Sarà che ha sposato il suo allenatore Erminio Azzaro ma lei non ha dovuto scegliere, è stata tutto: atleta, moglie e mamma. «Ho fatto sport finché ne ho avuto voglia. Mi sembrava di fare la cosa più importante del mondo, ma ho fatto scelte difficili: non mi piace chiamarli sacrifici, ero io che volevo farli, però non avevo garanzie se non fossero arrivati i risultati».
Sono arrivati i risultati, e con quelli l’immortalità. «Certo, ci ho anche creduto a questa cosa dell’immortalità. Gli dei, la gloria. La prima volta in Grecia sono andata sul Partenone, e anche a Olimpia, ero emozionata. Poi cominciano ad arrivare gli acciacchi e capisci che sei umano come gli altri, con gli stessi identici problemi. Quando scendi dal podio cammini sulla Terra come tutti».

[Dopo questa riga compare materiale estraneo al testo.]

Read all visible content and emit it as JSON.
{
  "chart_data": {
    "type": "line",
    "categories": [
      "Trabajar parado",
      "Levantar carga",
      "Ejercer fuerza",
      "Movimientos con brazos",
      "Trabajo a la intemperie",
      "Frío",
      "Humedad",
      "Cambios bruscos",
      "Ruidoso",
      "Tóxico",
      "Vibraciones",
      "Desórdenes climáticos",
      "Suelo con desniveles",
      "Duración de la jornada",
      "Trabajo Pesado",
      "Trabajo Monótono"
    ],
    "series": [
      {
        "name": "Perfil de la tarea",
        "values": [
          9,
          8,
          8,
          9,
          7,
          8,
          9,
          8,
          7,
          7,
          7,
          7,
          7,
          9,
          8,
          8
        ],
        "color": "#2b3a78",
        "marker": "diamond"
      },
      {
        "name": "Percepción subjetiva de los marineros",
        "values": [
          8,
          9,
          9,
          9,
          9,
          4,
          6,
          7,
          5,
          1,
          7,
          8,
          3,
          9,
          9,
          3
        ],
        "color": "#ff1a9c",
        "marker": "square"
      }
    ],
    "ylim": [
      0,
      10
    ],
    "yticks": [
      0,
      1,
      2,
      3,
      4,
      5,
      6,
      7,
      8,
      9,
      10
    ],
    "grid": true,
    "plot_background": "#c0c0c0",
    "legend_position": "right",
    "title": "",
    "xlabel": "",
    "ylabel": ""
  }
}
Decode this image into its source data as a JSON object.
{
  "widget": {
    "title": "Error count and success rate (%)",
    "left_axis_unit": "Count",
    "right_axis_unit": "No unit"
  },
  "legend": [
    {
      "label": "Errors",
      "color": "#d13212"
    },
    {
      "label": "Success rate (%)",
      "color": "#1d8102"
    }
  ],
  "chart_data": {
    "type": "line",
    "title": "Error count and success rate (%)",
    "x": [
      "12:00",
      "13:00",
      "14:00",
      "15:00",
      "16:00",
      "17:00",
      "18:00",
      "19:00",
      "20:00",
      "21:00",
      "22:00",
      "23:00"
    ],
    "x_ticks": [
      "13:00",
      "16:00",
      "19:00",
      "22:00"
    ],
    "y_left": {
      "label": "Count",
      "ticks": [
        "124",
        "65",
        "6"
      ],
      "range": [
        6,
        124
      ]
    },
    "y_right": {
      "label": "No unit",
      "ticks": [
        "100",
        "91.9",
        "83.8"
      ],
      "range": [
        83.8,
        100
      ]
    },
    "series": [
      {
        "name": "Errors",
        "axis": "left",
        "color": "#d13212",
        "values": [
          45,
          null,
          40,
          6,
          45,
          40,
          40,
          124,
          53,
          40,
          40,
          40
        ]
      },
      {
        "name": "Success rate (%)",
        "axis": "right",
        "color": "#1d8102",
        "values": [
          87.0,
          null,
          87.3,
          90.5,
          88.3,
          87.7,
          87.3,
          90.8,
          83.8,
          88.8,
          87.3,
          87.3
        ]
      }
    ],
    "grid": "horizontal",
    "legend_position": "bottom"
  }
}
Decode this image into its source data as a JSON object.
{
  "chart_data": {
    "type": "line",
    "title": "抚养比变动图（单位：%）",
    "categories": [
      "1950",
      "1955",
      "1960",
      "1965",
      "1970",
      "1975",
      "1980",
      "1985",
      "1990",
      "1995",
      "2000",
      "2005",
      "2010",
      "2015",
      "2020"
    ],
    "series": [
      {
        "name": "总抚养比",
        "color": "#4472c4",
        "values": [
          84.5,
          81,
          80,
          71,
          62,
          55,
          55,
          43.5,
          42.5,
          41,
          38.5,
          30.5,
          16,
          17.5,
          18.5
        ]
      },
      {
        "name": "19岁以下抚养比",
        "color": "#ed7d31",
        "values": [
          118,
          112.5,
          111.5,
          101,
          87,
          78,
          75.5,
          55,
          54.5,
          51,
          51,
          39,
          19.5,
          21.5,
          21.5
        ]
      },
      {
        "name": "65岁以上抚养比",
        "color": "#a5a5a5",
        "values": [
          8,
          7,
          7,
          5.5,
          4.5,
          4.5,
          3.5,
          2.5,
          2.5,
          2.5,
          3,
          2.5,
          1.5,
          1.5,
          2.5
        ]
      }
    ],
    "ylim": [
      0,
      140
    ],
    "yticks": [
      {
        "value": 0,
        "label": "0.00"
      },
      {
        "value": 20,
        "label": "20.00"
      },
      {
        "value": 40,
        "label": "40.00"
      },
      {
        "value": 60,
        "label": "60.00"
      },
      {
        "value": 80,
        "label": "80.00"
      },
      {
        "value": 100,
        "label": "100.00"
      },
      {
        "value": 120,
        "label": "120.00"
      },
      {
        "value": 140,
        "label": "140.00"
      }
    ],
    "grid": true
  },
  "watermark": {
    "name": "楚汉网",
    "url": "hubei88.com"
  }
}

Non è ancora nonna? «No. Ma quando capiterà ne saremo felici. I nonni sono importanti. I primi azzurri che hanno vinto medaglie a Tokyo le hanno dedicate ai nonni: mi ha colpito, è stato un bel segnale dopo un anno e mezzo in cui per paura che si contagiassero i nonni sono stati lasciati ancora più soli».